Smart, rude, and relevant
Bruce Beresford’s Don’s Party (1976) was barely released outside of Australia, but thanks to TCM (and probably Netflix), it’s available. It’s a party movie that really gets wild. As the character that becomes the political butt to everyone else, says, “I’ve never met so many university educated people that are uncouth.” Like Shampoo (1975), Don’s Party takes place during what was an important election. In this case, it was 1969 and the Labour Party was supposed to narrowly defeat the two-decades incumbent Liberal Party.
|The Cast of Don's Party|
Most of the characters support Labour and met in college fifteen years previously as either students or instructors. Unlike the American college reunion movies The Return of the Secaucus Seven (1981) or The Big Chill (1983), there’s neither sentimentality nor nostalgia for the past.
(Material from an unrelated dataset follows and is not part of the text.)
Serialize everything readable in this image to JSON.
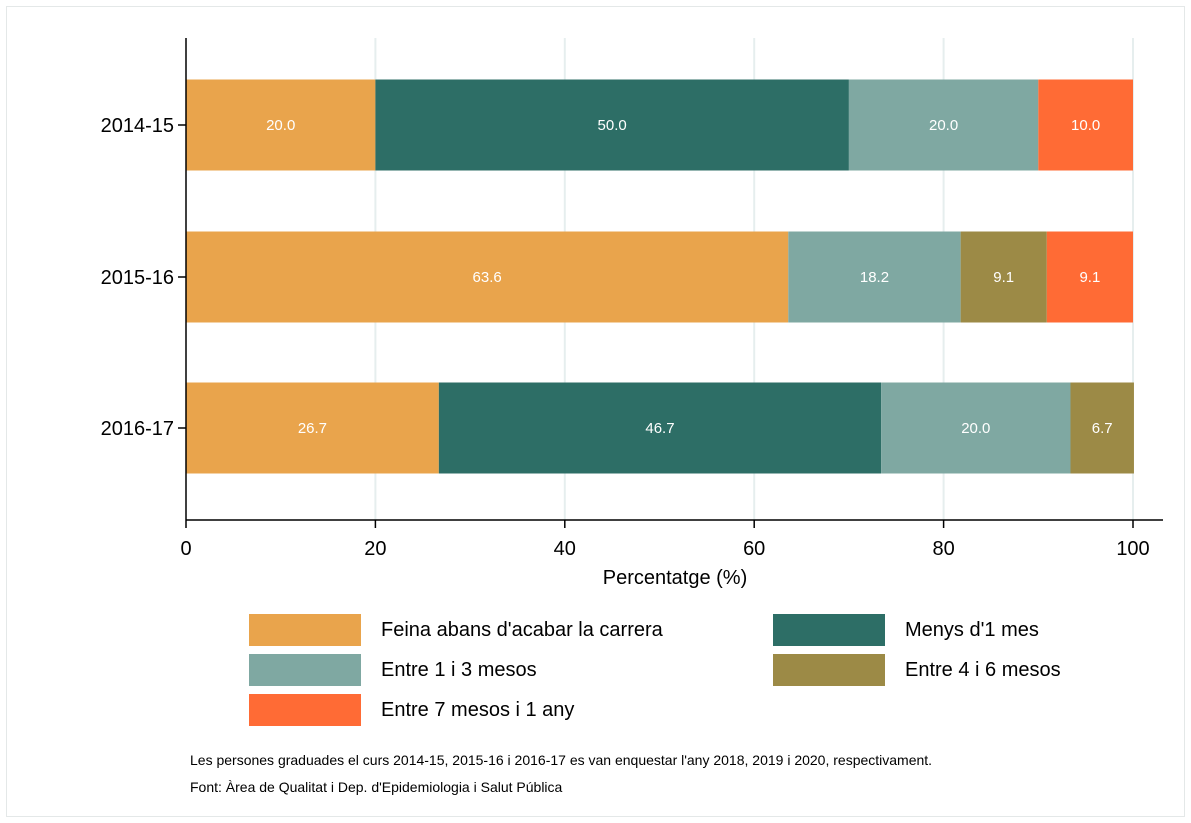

Most of their lives haven’t worked out the way they thought they would, but that doesn’t really come out until the end and it’s not the reason they behave the way they do. The one really successful couple, which has been more recently added to the mix, is cold, narcissistic, and single-minded.
|The Pool Scene|
The acting ensemble – stars in Australia, but little known here – possesses a force that reminded me of really good American movie acting from the ‘40s or ‘50s. The rhythm felt partially improvised and the primary emotions of lust, frustration, and anger roll in waves. Neil thought it looked like 1969, though I was somewhat unsure. Director Beresford made more movies in Australia (including the great war tragedy Breaker Morant in 1980) before following Hollywood’s siren call in the 1980s.